The staff and owners of Monongalia County’s bars are asking for Gov. Jim Justice’s help.
“It’s been pretty terrible,” said Ashley Murray, a bartender at Baby Squirrels Saloon. “Not just for me but for everyone in the industry.”
Not being able to go to work, see friends or control her financial status have also been emotionally and mentally draining, Murray said.
“I feel like I don’t have any control over my life,” she said.
Murray said her landlord has been “great,” but that her boyfriend also works in the industry and eviction is in the back of their minds and could become a real worry if the shutdown continues.
Some people have already faced that reality.
Zach Traugh, owner of Big Times and Code Nightclub, said he has two employees staying with him because they couldn’t afford rent.
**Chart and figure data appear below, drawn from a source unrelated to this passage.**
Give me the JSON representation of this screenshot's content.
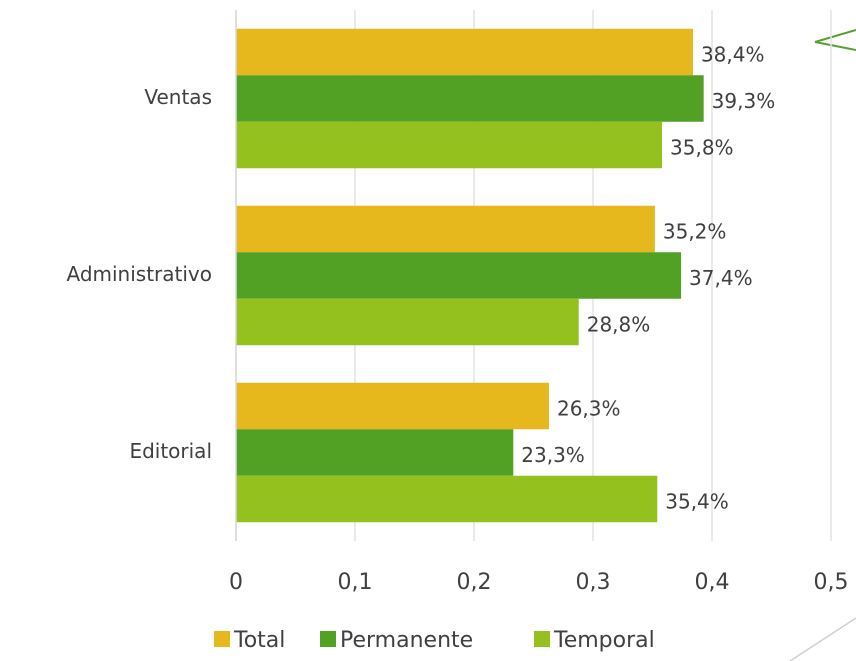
{
  "chart_data": {
    "type": "bar",
    "orientation": "horizontal",
    "categories": [
      "Ventas",
      "Administrativo",
      "Editorial"
    ],
    "series": [
      {
        "name": "Total",
        "color": "#e6b81e",
        "values": [
          0.384,
          0.352,
          0.263
        ],
        "value_labels": [
          "38,4%",
          "35,2%",
          "26,3%"
        ]
      },
      {
        "name": "Permanente",
        "color": "#52a024",
        "values": [
          0.393,
          0.374,
          0.233
        ],
        "value_labels": [
          "39,3%",
          "37,4%",
          "23,3%"
        ]
      },
      {
        "name": "Temporal",
        "color": "#95c11f",
        "values": [
          0.358,
          0.288,
          0.354
        ],
        "value_labels": [
          "35,8%",
          "28,8%",
          "35,4%"
        ]
      }
    ],
    "xlim": [
      0,
      0.5
    ],
    "xticks": [
      0,
      {
        "value": 0.1,
        "label": "0,1"
      },
      {
        "value": 0.2,
        "label": "0,2"
      },
      {
        "value": 0.3,
        "label": "0,3"
      },
      {
        "value": 0.4,
        "label": "0,4"
      },
      {
        "value": 0.5,
        "label": "0,5"
      }
    ],
    "grid": true,
    "legend": "bottom"
  }
}
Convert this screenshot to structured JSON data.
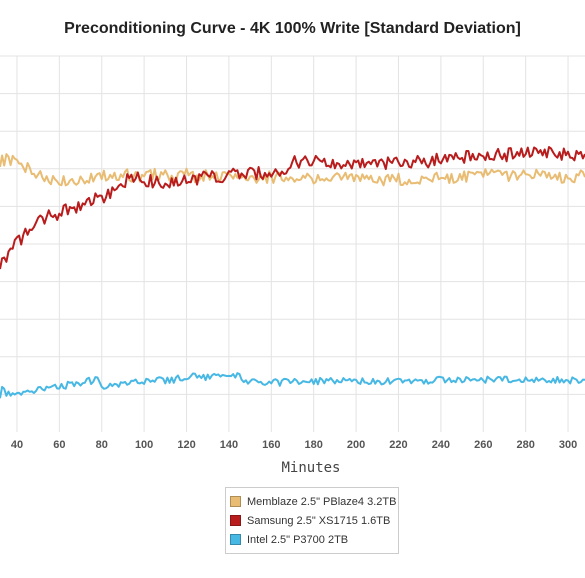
{
  "chart_data": {
    "type": "line",
    "title": "Preconditioning Curve - 4K 100% Write [Standard Deviation]",
    "xlabel": "Minutes",
    "ylabel": "",
    "xlim": [
      32,
      308
    ],
    "ylim": [
      0,
      100
    ],
    "x_ticks": [
      40,
      60,
      80,
      100,
      120,
      140,
      160,
      180,
      200,
      220,
      240,
      260,
      280,
      300
    ],
    "y_gridlines": [
      10,
      20,
      30,
      40,
      50,
      60,
      70,
      80,
      90,
      100
    ],
    "grid": true,
    "legend_position": "bottom",
    "series": [
      {
        "name": "Memblaze 2.5\" PBlaze4 3.2TB",
        "color": "#e9bc73",
        "x": [
          32,
          35,
          40,
          45,
          50,
          55,
          60,
          65,
          70,
          75,
          80,
          85,
          90,
          95,
          100,
          105,
          110,
          115,
          120,
          125,
          130,
          135,
          140,
          145,
          150,
          155,
          160,
          165,
          170,
          175,
          180,
          185,
          190,
          195,
          200,
          205,
          210,
          215,
          220,
          225,
          230,
          235,
          240,
          245,
          250,
          255,
          260,
          265,
          270,
          275,
          280,
          285,
          290,
          295,
          300,
          305,
          308
        ],
        "values": [
          72.1,
          72.4,
          71.5,
          70.0,
          68.2,
          67.2,
          66.9,
          67.3,
          67.2,
          67.7,
          68.0,
          68.5,
          68.5,
          68.1,
          68.2,
          68.7,
          68.3,
          68.0,
          68.5,
          67.9,
          68.2,
          67.8,
          68.4,
          67.5,
          67.4,
          67.6,
          67.8,
          67.4,
          67.8,
          67.6,
          67.2,
          67.0,
          67.4,
          67.7,
          67.2,
          67.6,
          66.7,
          67.0,
          67.3,
          67.0,
          67.2,
          67.4,
          68.0,
          67.6,
          67.9,
          68.3,
          68.5,
          68.4,
          68.4,
          68.0,
          68.2,
          68.4,
          67.8,
          67.6,
          67.9,
          68.1,
          67.8
        ]
      },
      {
        "name": "Samsung 2.5\" XS1715 1.6TB",
        "color": "#b81c1c",
        "x": [
          32,
          35,
          40,
          45,
          50,
          55,
          60,
          65,
          70,
          75,
          80,
          85,
          90,
          95,
          100,
          105,
          110,
          115,
          120,
          125,
          130,
          135,
          140,
          145,
          150,
          155,
          160,
          165,
          170,
          175,
          180,
          185,
          190,
          195,
          200,
          205,
          210,
          215,
          220,
          225,
          230,
          235,
          240,
          245,
          250,
          255,
          260,
          265,
          270,
          275,
          280,
          285,
          290,
          295,
          300,
          305,
          308
        ],
        "values": [
          44.5,
          47.0,
          50.5,
          53.0,
          56.0,
          57.5,
          58.0,
          59.5,
          60.5,
          61.5,
          62.5,
          63.5,
          66.0,
          68.0,
          67.0,
          66.5,
          66.0,
          66.8,
          67.2,
          67.5,
          67.8,
          68.0,
          68.2,
          68.4,
          68.6,
          68.8,
          69.0,
          69.5,
          71.5,
          72.0,
          71.8,
          72.2,
          71.5,
          71.6,
          71.0,
          71.2,
          71.4,
          71.6,
          71.2,
          71.5,
          71.8,
          72.0,
          73.0,
          73.2,
          73.0,
          73.5,
          73.8,
          74.0,
          73.6,
          74.2,
          74.5,
          74.0,
          74.2,
          73.8,
          74.0,
          73.6,
          73.9
        ]
      },
      {
        "name": "Intel 2.5\" P3700 2TB",
        "color": "#47b8e4",
        "x": [
          32,
          33,
          34,
          35,
          40,
          45,
          50,
          55,
          60,
          65,
          70,
          75,
          78,
          80,
          85,
          90,
          95,
          100,
          105,
          110,
          115,
          120,
          125,
          130,
          135,
          140,
          145,
          150,
          155,
          160,
          165,
          170,
          175,
          180,
          185,
          190,
          195,
          200,
          205,
          210,
          215,
          220,
          225,
          230,
          235,
          240,
          245,
          250,
          255,
          260,
          265,
          270,
          275,
          280,
          285,
          290,
          295,
          300,
          305,
          308
        ],
        "values": [
          9.0,
          12.0,
          11.5,
          10.5,
          10.5,
          10.8,
          11.2,
          11.6,
          12.0,
          12.6,
          13.2,
          13.6,
          14.2,
          12.2,
          12.6,
          13.0,
          13.2,
          13.4,
          13.6,
          13.8,
          14.0,
          14.8,
          14.6,
          14.5,
          14.8,
          15.0,
          14.8,
          13.2,
          13.0,
          13.1,
          13.2,
          13.4,
          13.5,
          13.6,
          13.4,
          13.6,
          13.5,
          13.4,
          13.6,
          13.5,
          13.6,
          13.4,
          13.5,
          13.6,
          13.7,
          13.8,
          13.9,
          14.0,
          13.9,
          14.0,
          13.8,
          13.9,
          14.0,
          13.9,
          14.0,
          13.8,
          13.9,
          13.8,
          13.8,
          13.9
        ]
      }
    ]
  }
}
Traugh is also the manager of the Morgantown Retailers Association.
“What we’re looking for is to be able to pay staff the average of what they made weekly so they can afford to pay their rent,” Traugh said. “The individual businesses have different needs.”
He said owners of other businesses he’s spoken to are willing to show proof of what amount of assistance is needed and each business doesn’t need to get the same amount of money.
“We’re all just trying to make it,” Traugh said.
Murray questioned why the initial six-week shutdown lasted so long. Even as cases in the county decreased, the bars remained closed.
“And that’s when I really started to get frustrated,” she said. “I think we should have been given the opportunity then to open and try to enforce the rules and do what we could to keep everyone safe. Instead [Justice] waited until students were back to reopen. It’s setting us up for failure.”
Murray said she wouldn’t have much of an issue with being closed if there was financial assistance from the governor.
“Why isn’t he sending some of this money down to help us?” she asked.
Traugh estimated the downtown bars employ about 500 people. Personally, he employs around 100.
This most recent shutdown also came right during the peak of business for the downtown bars. As much money is made between Aug. 15 and the end of September as in November and December combined, Traugh said.
In total, there are about 28 good weeks a year and the rest are about hanging on and maintaining, Traugh said.
“Those weeks let you stay open all year,” he said. “We’re not looking to make a windfall, “We’re looking to maintain a semblance of normalcy so when things get normal, we can go back to work immediately and not have to rehire and restaff and retrain.”
Murray said she thinks the industry has been unfairly targeted in the county, particularly downtown bars.
“I don’t know how much the governor has left from [the CARES Act] but he could send some financial relief to the very small targeted industry in one county,” she said. “It’s not like he’s got bars closed all across the state and other businesses as well.”
She hopes people are understanding of what the service industry is going through and said she isn’t trying to come across as selfish or inconsiderate of what’s going on.
“We just want to be able to go to work and support ourselves and support our families also and do the best that we can,” Murray said.